Record-breaking Gurkha veteran's unique self-heating prosthetic leg made specially for Everest attempt

Watch: Record-breaking Gurkha veteran prepares for Everest attempt.

A former British Army Gurkha who is trying to become the first double above-knee amputee to climb Mount Everest has helped design a key piece of kit to make his attempt easier.

Hari Budha Magar will climb with prosthetics, but the exertion and altitude mean any sweat which forms on his stumps could freeze, causing pain and injuries.

Hari, who served with the Royal Gurkha Rifles for 15 years, has been showing Forces News the specially-designed self-heating prosthetics he has helped to make.

"Nothing was designed for us [double-amputees], so we have designed them now ourselves," he said.

"This is still not perfect, we need to make it much better, but I think at least I have got something to climb [with]," he added.

Hari spent 15 years in the Army, but was injured during a tour to Afghanistan in 2010.

An IED blast whilst he was on a foot patrol meant he lost both legs above the knee.

Watch: Double amputee Gurkha veteran aims to set Mount Everest first.

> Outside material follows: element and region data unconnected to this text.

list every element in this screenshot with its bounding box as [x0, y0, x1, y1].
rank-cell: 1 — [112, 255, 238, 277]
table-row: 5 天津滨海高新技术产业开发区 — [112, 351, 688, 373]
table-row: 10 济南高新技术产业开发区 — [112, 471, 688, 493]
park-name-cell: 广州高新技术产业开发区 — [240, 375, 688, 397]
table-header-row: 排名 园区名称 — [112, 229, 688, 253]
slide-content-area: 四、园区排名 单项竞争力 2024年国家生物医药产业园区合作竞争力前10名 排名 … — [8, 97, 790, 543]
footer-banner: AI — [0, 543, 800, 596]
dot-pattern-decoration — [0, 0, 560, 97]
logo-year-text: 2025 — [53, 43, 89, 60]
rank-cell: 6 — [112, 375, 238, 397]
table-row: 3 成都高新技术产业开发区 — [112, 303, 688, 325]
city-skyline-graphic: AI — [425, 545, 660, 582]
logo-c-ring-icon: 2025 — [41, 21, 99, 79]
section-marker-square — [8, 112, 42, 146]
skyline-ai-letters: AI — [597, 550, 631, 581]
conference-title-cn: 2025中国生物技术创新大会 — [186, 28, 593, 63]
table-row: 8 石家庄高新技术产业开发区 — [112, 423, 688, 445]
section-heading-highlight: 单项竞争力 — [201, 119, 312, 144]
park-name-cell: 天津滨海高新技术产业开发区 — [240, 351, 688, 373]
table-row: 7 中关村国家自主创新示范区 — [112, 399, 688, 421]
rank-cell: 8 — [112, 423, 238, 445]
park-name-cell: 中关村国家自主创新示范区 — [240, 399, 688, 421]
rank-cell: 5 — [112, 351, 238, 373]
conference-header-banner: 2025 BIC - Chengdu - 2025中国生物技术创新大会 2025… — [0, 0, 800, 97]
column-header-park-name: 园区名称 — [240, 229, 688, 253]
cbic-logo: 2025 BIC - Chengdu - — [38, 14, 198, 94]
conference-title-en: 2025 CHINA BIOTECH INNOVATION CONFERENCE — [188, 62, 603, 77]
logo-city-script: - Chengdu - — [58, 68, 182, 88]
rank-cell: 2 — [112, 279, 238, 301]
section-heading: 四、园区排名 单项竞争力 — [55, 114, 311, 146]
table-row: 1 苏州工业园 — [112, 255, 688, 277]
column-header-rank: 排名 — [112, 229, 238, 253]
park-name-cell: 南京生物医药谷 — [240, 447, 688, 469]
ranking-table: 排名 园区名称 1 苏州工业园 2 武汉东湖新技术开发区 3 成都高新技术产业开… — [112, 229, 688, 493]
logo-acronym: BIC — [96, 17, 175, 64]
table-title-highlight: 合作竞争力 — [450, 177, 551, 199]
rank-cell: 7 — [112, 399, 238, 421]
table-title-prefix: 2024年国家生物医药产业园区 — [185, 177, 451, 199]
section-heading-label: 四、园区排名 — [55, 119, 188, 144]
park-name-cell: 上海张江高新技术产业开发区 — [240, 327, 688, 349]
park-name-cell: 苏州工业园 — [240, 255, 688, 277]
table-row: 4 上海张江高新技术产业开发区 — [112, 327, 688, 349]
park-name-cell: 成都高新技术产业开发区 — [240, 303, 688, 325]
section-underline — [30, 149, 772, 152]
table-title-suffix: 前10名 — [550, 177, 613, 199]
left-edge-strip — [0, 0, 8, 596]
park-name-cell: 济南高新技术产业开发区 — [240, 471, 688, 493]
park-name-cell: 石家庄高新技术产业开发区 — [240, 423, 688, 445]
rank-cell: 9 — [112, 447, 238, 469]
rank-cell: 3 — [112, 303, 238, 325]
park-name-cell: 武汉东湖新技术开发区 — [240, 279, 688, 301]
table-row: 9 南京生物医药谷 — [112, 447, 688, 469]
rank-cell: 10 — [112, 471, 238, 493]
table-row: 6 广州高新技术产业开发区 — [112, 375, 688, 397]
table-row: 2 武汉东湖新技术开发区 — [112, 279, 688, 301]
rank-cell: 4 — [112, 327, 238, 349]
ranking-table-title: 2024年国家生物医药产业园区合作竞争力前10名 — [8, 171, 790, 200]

But Hari has not let the injuries hold him back - he has already conquered four mountain summits of more than 4,800 metres and his sights are now set on Everest.

The adventurer was due to attempt climbing Everest in April 2018 but was stopped by the Nepalese tourism ministry, which brought in restrictions prohibiting blind people and double-amputees from climbing the world's highest mountain.

In April last year, after a year of training, he became the first person to reach Everest Base Camp in above-the-knee prosthetics and now he wants to reach the summit.

As well as the self-heating prosthetic legs, Hari will also take special sunglasses to help with the glare and wind on the mountain, a massage gun to help with the extra load on his upper body, extra gloves and massage goggles to help him sleep.

It's all kit he hopes will allow other double-amputees to attempt Everest, but only after he’s finally had a go.

Due to his injuries, Hari is forced to climb on all fours, meaning his face is much closer to the snow than other climbers.

While many in Hari's position might focus on what they don't have, he is focused on what he does – with it even working in his favour at certain points of the climb.

He explained that climbing up ladders and technical climbs – using specialised equipment – are much easier for him due to his lighter weight and lower centre of gravity.

Hari flies to Nepal shortly and weather-permitting, hopes to reach the summit in the next few months.